I had a hunch about why my arbol chiles, which I knew to be impressively spicy, weren’t imparting much fire to my gōngbǎo. To test it, I touched an intact chile to my tongue. Nothing. Then I opened up a chile and tasted the interior. Ouch. There was plenty of heat on the inside since most capsaicin resides in the ribs of chiles, but there wasn’t enough time or moisture in my recipe to coax that flavor through the tough skin.
So for my next batch, I halved the chiles lengthwise to expose as much of their spicy interiors as possible. (But to ensure that I didn’t overwhelm my tasters with heat, I jostled the chiles until all the seeds fell out.) And to aid the distribution of the grated ginger and minced garlic, I put them in a small bowl and stirred in 1 tablespoon of oil.

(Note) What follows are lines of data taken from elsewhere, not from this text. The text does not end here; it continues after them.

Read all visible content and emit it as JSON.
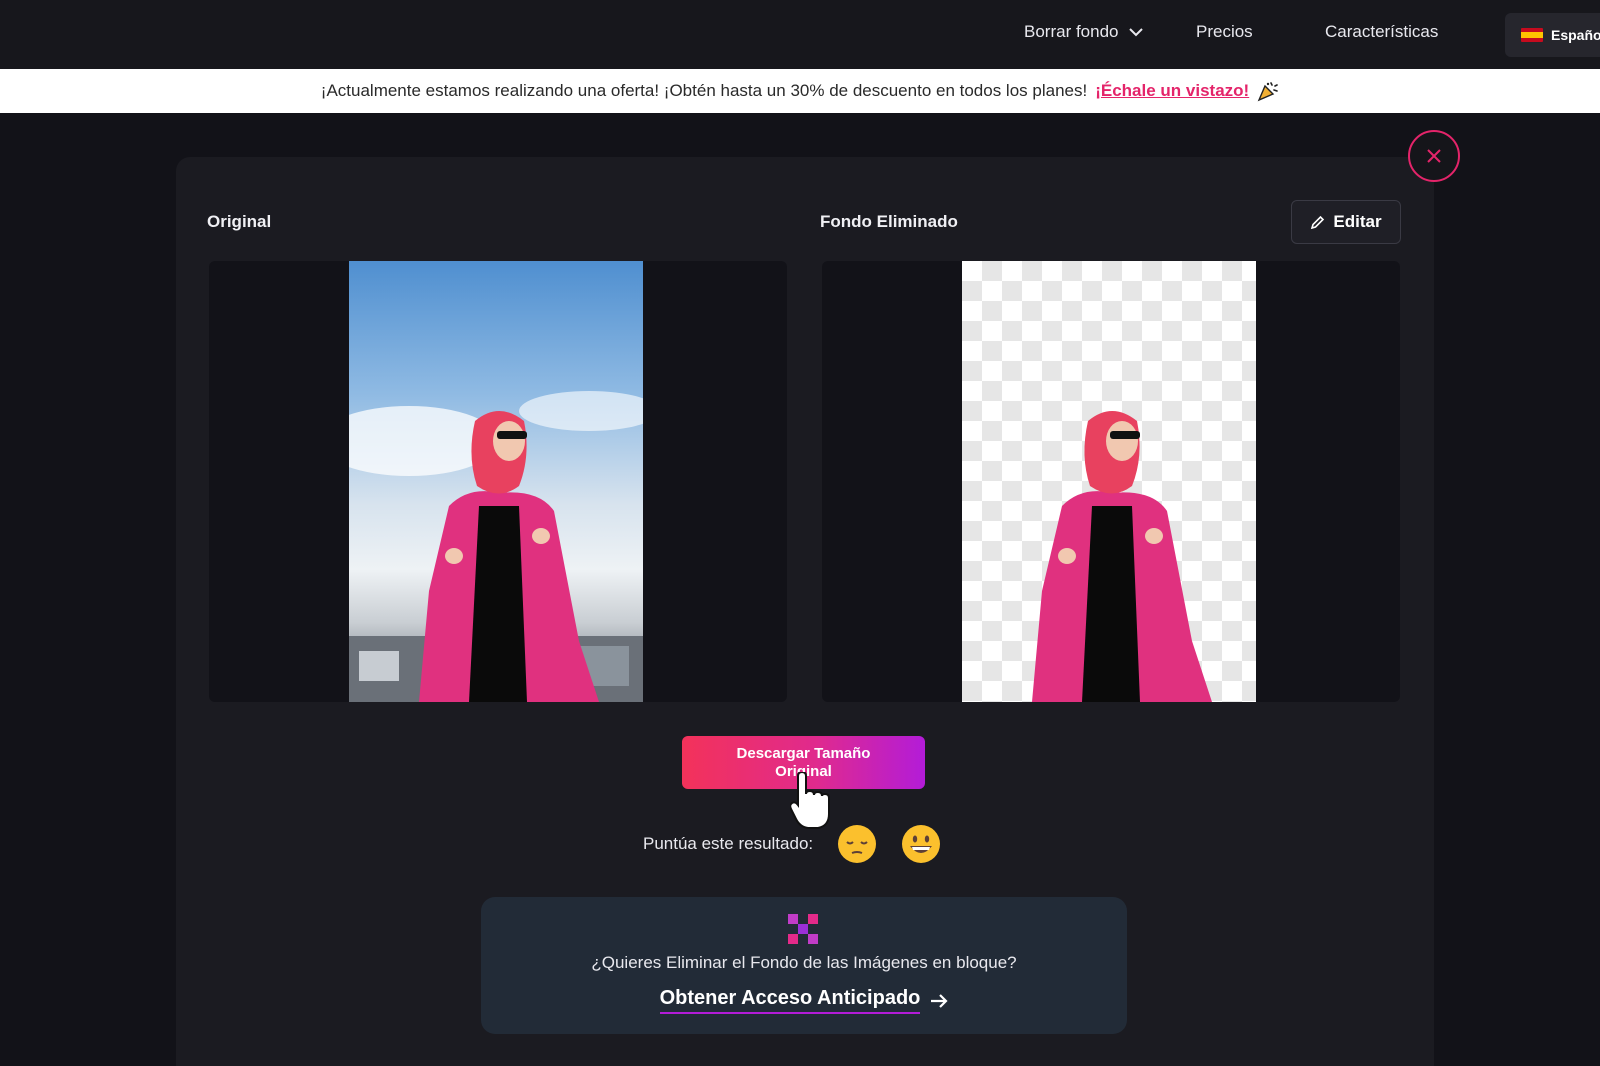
{
  "nav": {
    "items": [
      {
        "label": "Borrar fondo",
        "icon": "chevron-down-icon"
      },
      {
        "label": "Precios"
      },
      {
        "label": "Características"
      }
    ],
    "language": {
      "label": "Españo",
      "icon": "spain-flag-icon"
    }
  },
  "promo": {
    "text": "¡Actualmente estamos realizando una oferta! ¡Obtén hasta un 30% de descuento en todos los planes!",
    "link_label": "¡Échale un vistazo!",
    "icon": "party-popper-icon"
  },
  "result": {
    "close_icon": "close-icon",
    "original_label": "Original",
    "removed_label": "Fondo Eliminado",
    "edit_label": "Editar",
    "edit_icon": "pencil-icon"
  },
  "download": {
    "label": "Descargar Tamaño Original"
  },
  "rating": {
    "label": "Puntúa este resultado:",
    "options": [
      "pensive-face-icon",
      "grinning-face-icon"
    ]
  },
  "bulk": {
    "icon": "grid-icon",
    "question": "¿Quieres Eliminar el Fondo de las Imágenes en bloque?",
    "link_label": "Obtener Acceso Anticipado",
    "link_icon": "arrow-right-icon"
  },
  "colors": {
    "accent": "#e4246a",
    "gradient_start": "#f3325a",
    "gradient_end": "#b31cd8",
    "background": "#121218"
  }
}
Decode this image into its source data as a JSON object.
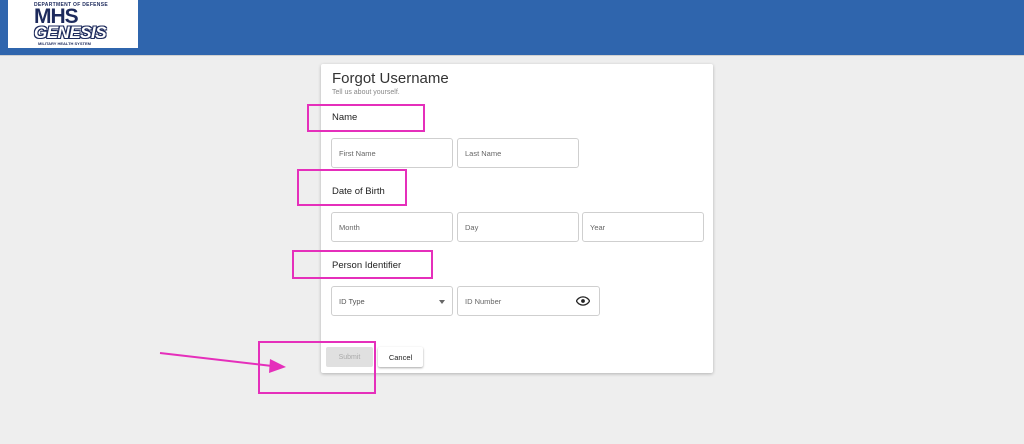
{
  "header": {
    "logo": {
      "top_text": "DEPARTMENT OF DEFENSE",
      "mhs": "MHS",
      "genesis": "GENESIS",
      "sub_text": "MILITARY HEALTH SYSTEM"
    },
    "bar_color": "#2f65ad"
  },
  "form": {
    "title": "Forgot Username",
    "subtitle": "Tell us about yourself.",
    "name_section": {
      "label": "Name",
      "first_name_placeholder": "First Name",
      "last_name_placeholder": "Last Name"
    },
    "dob_section": {
      "label": "Date of Birth",
      "month_placeholder": "Month",
      "day_placeholder": "Day",
      "year_placeholder": "Year"
    },
    "id_section": {
      "label": "Person Identifier",
      "id_type_value": "ID Type",
      "id_number_placeholder": "ID Number",
      "visibility_icon": "eye-icon"
    },
    "actions": {
      "submit_label": "Submit",
      "cancel_label": "Cancel"
    }
  },
  "annotations": {
    "highlight_color": "#e52fbb"
  }
}
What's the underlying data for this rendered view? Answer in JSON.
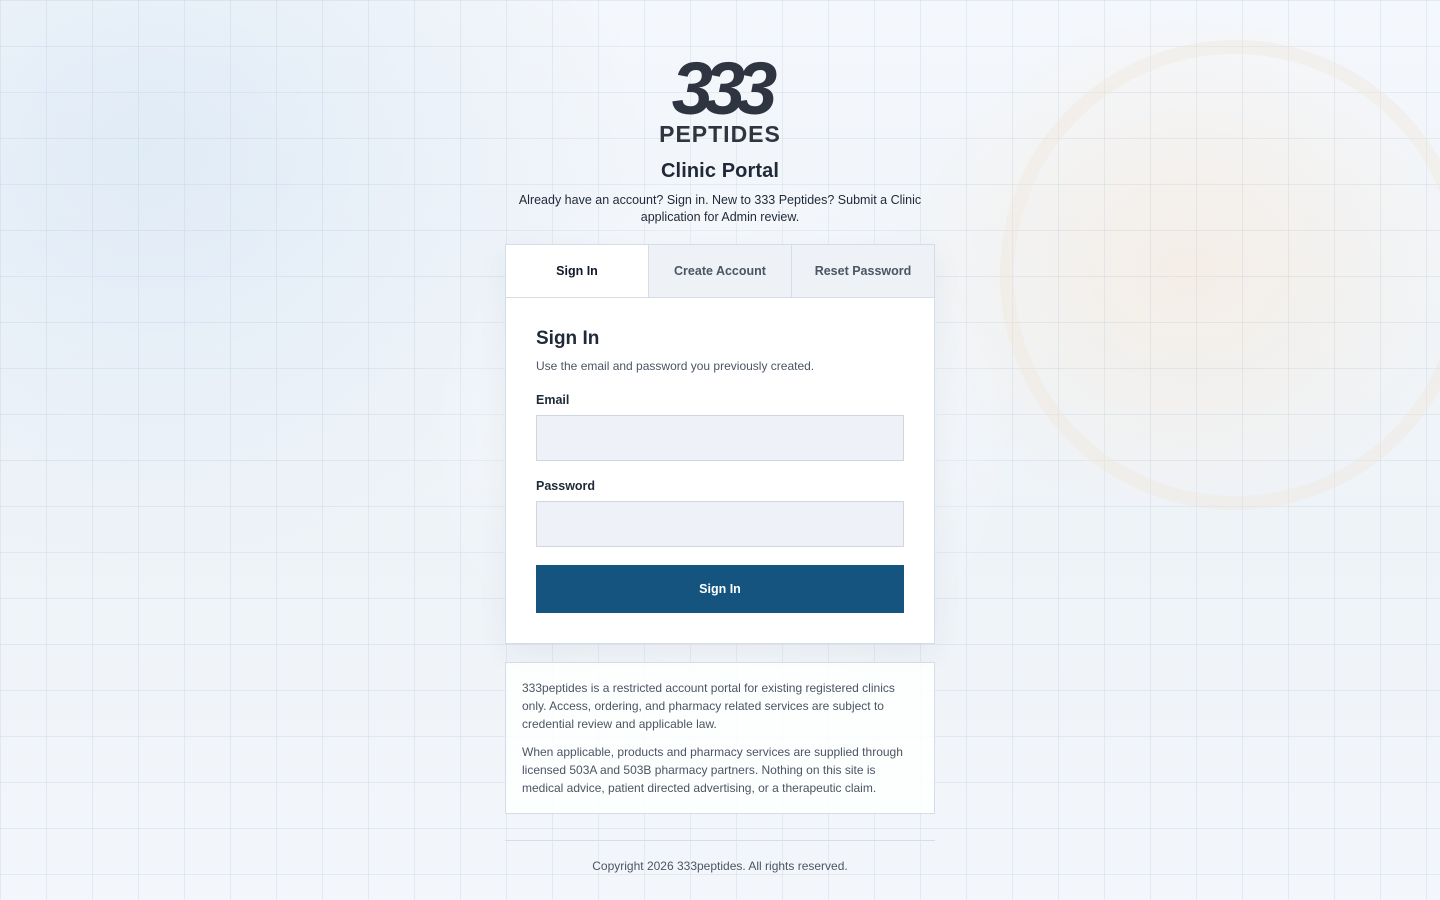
{
  "brand": {
    "logo_number": "333",
    "logo_word": "PEPTIDES",
    "logo_color": "#2e3440"
  },
  "header": {
    "title": "Clinic Portal",
    "intro": "Already have an account? Sign in. New to 333 Peptides? Submit a Clinic application for Admin review."
  },
  "tabs": [
    {
      "label": "Sign In",
      "active": true
    },
    {
      "label": "Create Account",
      "active": false
    },
    {
      "label": "Reset Password",
      "active": false
    }
  ],
  "signin": {
    "title": "Sign In",
    "subtitle": "Use the email and password you previously created.",
    "email_label": "Email",
    "email_value": "",
    "password_label": "Password",
    "password_value": "",
    "submit_label": "Sign In"
  },
  "notice": {
    "paragraph1": "333peptides is a restricted account portal for existing registered clinics only. Access, ordering, and pharmacy related services are subject to credential review and applicable law.",
    "paragraph2": "When applicable, products and pharmacy services are supplied through licensed 503A and 503B pharmacy partners. Nothing on this site is medical advice, patient directed advertising, or a therapeutic claim."
  },
  "footer": {
    "copyright": "Copyright 2026 333peptides. All rights reserved."
  },
  "colors": {
    "accent": "#15547e",
    "background": "#eef3f8",
    "input_bg": "#eef2f8"
  }
}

I also tweaked the order of operations a bit. Because I wanted the peanuts to be as toasty and crunchy as possible, I cooked them first in a teaspoon of oil and then transferred them to a plate, where they would continue to crisp as they cooled. Then I stir-fried the halved chiles and the ground peppercorns and added the ginger and garlic, which dispersed with minimal persuasion, thanks to their coating of oil. Then the chicken went in. I covered the skillet, and when the chicken was mostly cooked, I added the celery. The sauce went in, and only when it was fully reduced did I add the peanuts, along with the scallions, so both would maintain their texture.
With its lightly glazed components and hallmark sensations of spice, tingle, crunch, crispness, and juiciness in every bite, this version of gōngbǎo chicken was as sensational as it gets.